Hiding Duplicate Contacts
The new Outlook for Windows and OWA aim to reduce the visibility of duplicate contacts by detecting and hiding contacts “that are exact duplicates or proper subsets of other contacts. This means that if you have multiple entries for the same person, Outlook will consolidate them, keeping only the most complete contact visible.” Hiding potential duplicates leaves them in the Contacts folder of your mailbox and visible through other clients like Outlook (classic) and Outlook mobile.
There’s no administrative control over the feature to enable or disable it on a per-user or tenant-wide level. It’s now how the new Outlook and OWA clients work.
To detect duplicate contacts, Outlook looks for clues. Finding contacts that are perfect replicas of each other is the easiest way to detect duplicates. After that, looking for the same details such as email address, work phone, and so on build a case to hide contacts as duplicates by satisfying the requirement that contacts are a proper subset of the others.
Explaining a mathematical concept to end users who want to know why duplicate contacts disappear from view can be challenging. I can’t track down support documentation that might explain what happens in plain English.
When everything works, duplicates contacts disappear from view. Figure 2 shows that only one of the two contacts for Larry Hawkes is shown.

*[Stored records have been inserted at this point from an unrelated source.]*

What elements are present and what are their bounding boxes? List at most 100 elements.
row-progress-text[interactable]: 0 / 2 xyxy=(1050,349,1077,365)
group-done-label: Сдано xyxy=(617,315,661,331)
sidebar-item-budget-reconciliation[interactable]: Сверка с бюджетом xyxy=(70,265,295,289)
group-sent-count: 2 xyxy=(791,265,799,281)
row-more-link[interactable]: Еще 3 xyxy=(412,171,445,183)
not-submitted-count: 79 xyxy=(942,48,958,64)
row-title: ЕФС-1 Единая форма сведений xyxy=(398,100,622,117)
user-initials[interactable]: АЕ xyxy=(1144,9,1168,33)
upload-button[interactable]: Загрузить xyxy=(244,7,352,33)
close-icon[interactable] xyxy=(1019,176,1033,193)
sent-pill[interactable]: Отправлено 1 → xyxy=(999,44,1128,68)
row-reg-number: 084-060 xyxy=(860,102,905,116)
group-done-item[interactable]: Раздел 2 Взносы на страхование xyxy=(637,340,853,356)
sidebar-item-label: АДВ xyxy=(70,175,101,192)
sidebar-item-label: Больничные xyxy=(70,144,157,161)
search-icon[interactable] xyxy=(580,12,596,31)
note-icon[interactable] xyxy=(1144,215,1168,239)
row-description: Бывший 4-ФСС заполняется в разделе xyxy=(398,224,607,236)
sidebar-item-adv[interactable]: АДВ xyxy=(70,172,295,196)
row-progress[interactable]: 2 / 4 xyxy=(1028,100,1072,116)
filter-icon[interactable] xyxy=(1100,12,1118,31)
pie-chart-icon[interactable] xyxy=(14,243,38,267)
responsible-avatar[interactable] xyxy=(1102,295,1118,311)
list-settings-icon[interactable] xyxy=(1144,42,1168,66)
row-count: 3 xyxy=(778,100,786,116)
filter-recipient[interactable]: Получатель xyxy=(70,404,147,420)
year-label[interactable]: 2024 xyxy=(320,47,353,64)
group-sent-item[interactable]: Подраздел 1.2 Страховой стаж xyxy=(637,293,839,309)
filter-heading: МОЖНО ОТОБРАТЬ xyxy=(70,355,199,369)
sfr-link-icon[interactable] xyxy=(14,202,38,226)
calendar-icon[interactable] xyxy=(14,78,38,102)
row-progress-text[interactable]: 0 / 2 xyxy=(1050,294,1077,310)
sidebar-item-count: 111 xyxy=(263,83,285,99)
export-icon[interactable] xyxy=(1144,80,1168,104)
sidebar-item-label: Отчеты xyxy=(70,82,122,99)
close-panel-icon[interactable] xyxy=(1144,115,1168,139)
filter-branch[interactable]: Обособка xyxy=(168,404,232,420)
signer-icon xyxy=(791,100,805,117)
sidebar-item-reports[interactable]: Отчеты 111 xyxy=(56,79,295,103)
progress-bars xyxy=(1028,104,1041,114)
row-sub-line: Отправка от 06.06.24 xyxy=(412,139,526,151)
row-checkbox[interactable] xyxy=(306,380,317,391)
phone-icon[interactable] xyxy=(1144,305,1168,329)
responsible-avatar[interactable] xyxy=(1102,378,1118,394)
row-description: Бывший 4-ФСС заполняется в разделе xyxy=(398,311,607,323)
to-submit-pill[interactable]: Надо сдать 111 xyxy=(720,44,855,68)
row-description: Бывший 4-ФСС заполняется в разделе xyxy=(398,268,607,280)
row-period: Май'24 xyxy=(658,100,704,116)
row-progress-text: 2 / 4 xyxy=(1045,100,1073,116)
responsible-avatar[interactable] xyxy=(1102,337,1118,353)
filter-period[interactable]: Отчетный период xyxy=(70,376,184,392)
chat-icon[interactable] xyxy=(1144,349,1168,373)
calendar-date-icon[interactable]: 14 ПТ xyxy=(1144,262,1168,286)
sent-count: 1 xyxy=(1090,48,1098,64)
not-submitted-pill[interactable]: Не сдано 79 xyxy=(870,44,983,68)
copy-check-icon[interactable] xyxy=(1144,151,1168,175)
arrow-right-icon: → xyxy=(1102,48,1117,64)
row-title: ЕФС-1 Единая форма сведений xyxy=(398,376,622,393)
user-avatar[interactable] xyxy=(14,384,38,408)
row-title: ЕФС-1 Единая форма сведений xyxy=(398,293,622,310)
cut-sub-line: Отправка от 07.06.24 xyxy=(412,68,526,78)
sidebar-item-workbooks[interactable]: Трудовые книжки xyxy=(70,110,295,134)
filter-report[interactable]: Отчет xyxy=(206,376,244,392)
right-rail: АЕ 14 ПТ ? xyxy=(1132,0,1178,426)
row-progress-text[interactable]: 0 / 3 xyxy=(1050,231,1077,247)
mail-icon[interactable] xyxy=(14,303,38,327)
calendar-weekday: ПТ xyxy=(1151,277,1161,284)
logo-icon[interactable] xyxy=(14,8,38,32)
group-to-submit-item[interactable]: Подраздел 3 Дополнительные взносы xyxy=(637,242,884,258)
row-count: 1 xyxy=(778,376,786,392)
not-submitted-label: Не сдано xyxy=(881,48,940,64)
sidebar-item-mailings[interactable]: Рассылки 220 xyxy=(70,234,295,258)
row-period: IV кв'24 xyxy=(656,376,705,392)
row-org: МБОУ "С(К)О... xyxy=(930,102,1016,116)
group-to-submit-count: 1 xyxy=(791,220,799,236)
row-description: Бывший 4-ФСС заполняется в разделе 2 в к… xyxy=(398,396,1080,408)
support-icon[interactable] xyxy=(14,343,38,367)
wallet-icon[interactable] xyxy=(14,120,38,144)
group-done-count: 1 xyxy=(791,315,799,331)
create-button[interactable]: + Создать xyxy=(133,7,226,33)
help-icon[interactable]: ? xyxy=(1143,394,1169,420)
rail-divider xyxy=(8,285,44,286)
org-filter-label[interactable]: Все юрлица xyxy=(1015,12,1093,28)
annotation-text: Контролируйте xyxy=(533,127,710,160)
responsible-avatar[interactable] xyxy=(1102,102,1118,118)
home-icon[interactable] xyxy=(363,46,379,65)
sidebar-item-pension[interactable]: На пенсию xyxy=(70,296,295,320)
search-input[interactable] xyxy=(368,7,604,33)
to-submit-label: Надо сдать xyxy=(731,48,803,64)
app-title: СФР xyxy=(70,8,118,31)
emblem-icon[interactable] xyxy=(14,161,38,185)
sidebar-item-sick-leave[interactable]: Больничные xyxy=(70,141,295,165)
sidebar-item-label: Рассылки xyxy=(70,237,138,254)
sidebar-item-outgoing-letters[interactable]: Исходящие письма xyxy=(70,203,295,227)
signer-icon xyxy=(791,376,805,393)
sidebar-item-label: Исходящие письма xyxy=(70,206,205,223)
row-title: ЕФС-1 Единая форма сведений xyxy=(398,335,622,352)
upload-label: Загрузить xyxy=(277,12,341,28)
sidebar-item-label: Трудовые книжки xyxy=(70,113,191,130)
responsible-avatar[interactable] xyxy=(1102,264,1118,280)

After the initial flush of success, some questions arise. How did Outlook decide to show one contact and not the other? Is it based on completeness of contact properties, or the last time the contact was modified (on the basis that the latest contact information is likely the most accurate).
Then I added another contact for Larry Hawkes (with the same email address and roughly the same contact properties). After refreshing Outlook, the three contacts were visible (Figure 3).
Perhaps the thought was that while people are likely to have duplicates, having three contacts that refer to the same person is outside the boundaries of what Outlook can resolve. If so, Microsoft should document this.
Here’s the contact information visible with PowerShell:
Get-MgUserContact -UserId $User.Id -Filter “Companyname eq ‘Contoso'” | Format-Table displayname, companyname, emailaddresses, businessphones
DisplayName CompanyName EmailAddresses BusinessPhones
———– ———– ————– ————–
Larry Hawkes Contoso {Larry.Hawkes@contoso.com} {+1 (206) 177 1931}
Larry Hawkes Contoso {Larry.Hawkes@contoso.com} {+1 (206) 177 1931}
Larry Hawkes Contoso {Larry.Hawkes@contoso.com} {+1 (206) 177 1931}
I expect three contacts with the same email address, display name, company name, and work phone number to be called as duplicates, and I think most other people would too.
The problem might be to do with timing, Perhaps once Outlook resolves duplicates, it doesn’t go back and check again for a set period. The client certainly doesn’t perform a check on startup because I tried that several times. Microsoft hasn’t said if Outlook uses a schedule to decide when to check for duplicates or if a user can request a check (for instance, after importing some contacts from an external source).
Improvement Needed
Don’t get me wrong. I like the idea of hiding duplicate contacts. It’s a good thing to do. It’s just that it would be better if Microsoft delivered better documentation and some controls for administrators and users to dictate how the feature works instead of assuming that everyone will be happy with the code as delivered.